Teaching math to your children is as easy as 1+1=2. Go beyond pencil and paper to make math a learning experience that’s fun for you and your kids. These quick and easy strategies help you teach your kids math and will turn them into mini mathematicians.
Teaching math begins with your child knowing numbers. You can help them learn to count with the same strategies you’ll be using to teach them math.
Children may respond better to memorizing numbers you repeat or may pick up numbers by seeing you count objects from one to ten. A method that may work for one of your children might not be right for another. Gauge each child individually.
Once your child begins counting, you’re ready to start with some basic math principles. They’ll be adding and subtracting before you know it.
You already have everything you need to begin teaching math to your child. Buttons, pennies, money, books, fruit, soup cans, trees, cars — you can count the objects you have available. Math is easy to teach when you look at all of the physical objects you can count, add, subtract, and multiply.
Everyday objects also help you teach your child that objects don’t have to be identical to be important in math. Counting apples is a great math lesson, but counting apples, oranges, and watermelons together expands the thought process. The child is connecting counting with various objects, instead of running through a routine numbers game of 1, 2, 3.
There are plenty of games on the market that promise to aid you in teaching math. Hi Ho Cherry-O and adding dice teach simple addition. The game Chutes and Ladders introduces children to the numbers 1 to 100.
Advanced math board games come and go, so check stores for today’s hot games. Classics like Yahtzee, PayDay, Life, and Monopoly are always good resources for addition and subtraction.
Some of the best math games come from your own imagination. Play a math scavenger hunt. Use chalk to scribble numbers on the driveway and quiz your kids with math questions they have to answer by running to the correct number. Begin basic counting skills with blocks. Math can become an activity they enjoy rather than an educational drill.
Soft cookies make excellent teaching tools. While you can count the cookies you bake for simple math, a fresh batch is also perfect for teaching fractions.

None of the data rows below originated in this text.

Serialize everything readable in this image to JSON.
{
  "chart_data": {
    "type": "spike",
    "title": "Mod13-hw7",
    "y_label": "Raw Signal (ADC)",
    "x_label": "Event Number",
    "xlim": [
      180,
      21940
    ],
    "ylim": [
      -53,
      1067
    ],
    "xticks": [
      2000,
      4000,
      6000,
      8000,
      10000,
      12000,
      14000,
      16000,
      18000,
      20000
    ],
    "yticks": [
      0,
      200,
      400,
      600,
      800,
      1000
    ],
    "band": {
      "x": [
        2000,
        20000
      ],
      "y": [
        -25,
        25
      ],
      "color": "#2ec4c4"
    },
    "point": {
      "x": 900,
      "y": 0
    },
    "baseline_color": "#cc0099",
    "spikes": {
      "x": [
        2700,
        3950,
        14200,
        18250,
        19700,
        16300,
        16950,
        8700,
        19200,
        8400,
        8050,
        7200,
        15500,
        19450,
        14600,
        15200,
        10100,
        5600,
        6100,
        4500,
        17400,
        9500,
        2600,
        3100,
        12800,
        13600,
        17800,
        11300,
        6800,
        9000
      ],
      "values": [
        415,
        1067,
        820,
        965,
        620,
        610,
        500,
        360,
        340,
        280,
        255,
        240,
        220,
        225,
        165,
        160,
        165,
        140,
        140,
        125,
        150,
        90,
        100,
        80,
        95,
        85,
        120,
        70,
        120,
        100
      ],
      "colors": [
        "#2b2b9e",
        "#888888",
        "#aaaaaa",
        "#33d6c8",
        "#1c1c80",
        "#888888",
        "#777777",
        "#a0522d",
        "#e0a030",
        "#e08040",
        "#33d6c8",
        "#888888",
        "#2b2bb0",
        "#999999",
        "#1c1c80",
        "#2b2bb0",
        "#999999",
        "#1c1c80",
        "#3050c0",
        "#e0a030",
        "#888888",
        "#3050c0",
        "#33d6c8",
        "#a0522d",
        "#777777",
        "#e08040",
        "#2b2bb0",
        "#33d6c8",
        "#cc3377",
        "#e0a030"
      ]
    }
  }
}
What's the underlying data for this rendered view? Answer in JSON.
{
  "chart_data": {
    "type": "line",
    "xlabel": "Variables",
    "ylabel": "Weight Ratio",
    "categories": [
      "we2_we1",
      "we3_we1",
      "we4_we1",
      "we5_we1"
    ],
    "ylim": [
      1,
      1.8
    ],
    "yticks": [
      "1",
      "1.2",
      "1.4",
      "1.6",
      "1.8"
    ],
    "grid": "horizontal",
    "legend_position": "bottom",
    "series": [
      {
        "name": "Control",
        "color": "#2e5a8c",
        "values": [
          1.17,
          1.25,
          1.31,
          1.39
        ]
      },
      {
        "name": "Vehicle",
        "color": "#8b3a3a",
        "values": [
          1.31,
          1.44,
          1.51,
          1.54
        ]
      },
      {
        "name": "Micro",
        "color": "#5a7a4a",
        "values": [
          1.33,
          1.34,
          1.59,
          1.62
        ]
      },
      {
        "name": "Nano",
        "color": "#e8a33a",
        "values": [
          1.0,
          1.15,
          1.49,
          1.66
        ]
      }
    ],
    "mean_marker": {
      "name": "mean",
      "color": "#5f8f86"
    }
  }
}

With a plastic knife, kids can learn how to cut a cookie into eighths, fourths, and halves. The act of visually seeing a fourth created as well as them getting to cut that whole into fourths makes an impression in a child’s mind.
Use those small cookie pieces to teach your child how to add and subtract fractions. For example, 1/4 of a cookie + 1/4 of a cookie = 1/2 of a cookie. Put the pieces together so they can see the cookie half.

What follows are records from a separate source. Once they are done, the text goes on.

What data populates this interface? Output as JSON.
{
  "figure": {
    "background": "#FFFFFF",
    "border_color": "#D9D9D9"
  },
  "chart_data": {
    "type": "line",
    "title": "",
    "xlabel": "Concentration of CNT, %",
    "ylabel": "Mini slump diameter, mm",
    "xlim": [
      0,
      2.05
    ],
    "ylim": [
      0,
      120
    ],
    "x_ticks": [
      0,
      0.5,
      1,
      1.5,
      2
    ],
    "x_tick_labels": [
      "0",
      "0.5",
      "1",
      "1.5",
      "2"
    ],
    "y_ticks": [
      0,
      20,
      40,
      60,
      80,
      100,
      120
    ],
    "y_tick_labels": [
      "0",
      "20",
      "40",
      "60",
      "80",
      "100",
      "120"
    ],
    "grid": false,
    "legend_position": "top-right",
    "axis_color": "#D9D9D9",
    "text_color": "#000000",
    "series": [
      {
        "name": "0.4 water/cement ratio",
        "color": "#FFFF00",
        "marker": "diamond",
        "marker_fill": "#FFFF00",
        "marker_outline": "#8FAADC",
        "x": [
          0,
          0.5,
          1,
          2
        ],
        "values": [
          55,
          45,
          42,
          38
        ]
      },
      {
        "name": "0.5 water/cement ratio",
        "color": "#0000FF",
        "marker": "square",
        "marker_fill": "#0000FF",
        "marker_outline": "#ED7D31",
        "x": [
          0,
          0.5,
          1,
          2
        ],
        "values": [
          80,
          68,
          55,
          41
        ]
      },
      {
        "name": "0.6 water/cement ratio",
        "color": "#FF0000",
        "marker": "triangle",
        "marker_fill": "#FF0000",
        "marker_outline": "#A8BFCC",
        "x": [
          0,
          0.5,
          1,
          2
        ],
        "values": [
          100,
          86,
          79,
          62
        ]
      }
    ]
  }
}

An alternative to baking cookies is to use raw cookie dough or make your own play-dough. Of course, you can’t eat your fractions when you’re finished learning math, but you can reuse the cookie dough or molding clay.

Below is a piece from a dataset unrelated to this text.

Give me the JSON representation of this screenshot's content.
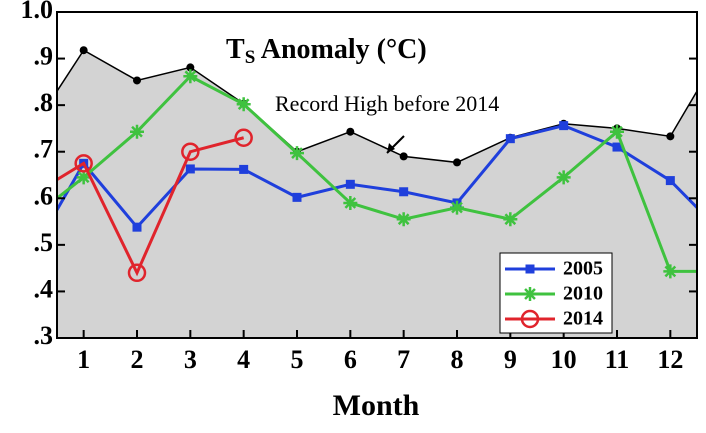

Even the smallest hands love sliding abacus beads back and forth along the wire. An abacus can be used to teach kids addition, subtraction, multiplication, and division.
With an abacus, kids develop problem-solving skills. There’s a logic behind using an abacus, so be sure you know what group of numbers each colored bead represents to accurately use it.
Flashcards can show you what 2+2 equals, but letting kids get hands-on experience with counting may work better. Evaluate your child’s learning preferences by trying both flashcards and hands-on experience.
Some children learn better by seeing the answer on a card or counting pictures on a card. Others won’t truly get the concept of math until you let them count physical objects. Mix up your math lessons to see which method seems to be working best for your child.
Use math in your day-to-day routine. Help your child get the most out of your math lessons when you incorporate it into your daily life while setting goals they can achieve.
- At a red light, how many blue cars do you see?
- At the grocery store, how many boxes of crackers could we buy if we only have $10?
- At the doctor’s office, how many kids will be left in the waiting room when three are called to the back?
- If we only ate 1/4 of our lunch, how much would we have left?
- How much will diapers cost if they’re 25 percent off?
- On the freeway, how much do the numbers on the license plate in front of us add up to?
- How many shirts are you putting into the washing machine?
- If you need to divide eight quarters among four people at the arcade, how many quarters would each person get?
Once you show your child how much fun math can be, they will gain enthusiasm about learning that you can apply to other subjects. Once children enjoy learning, there’s no stopping them.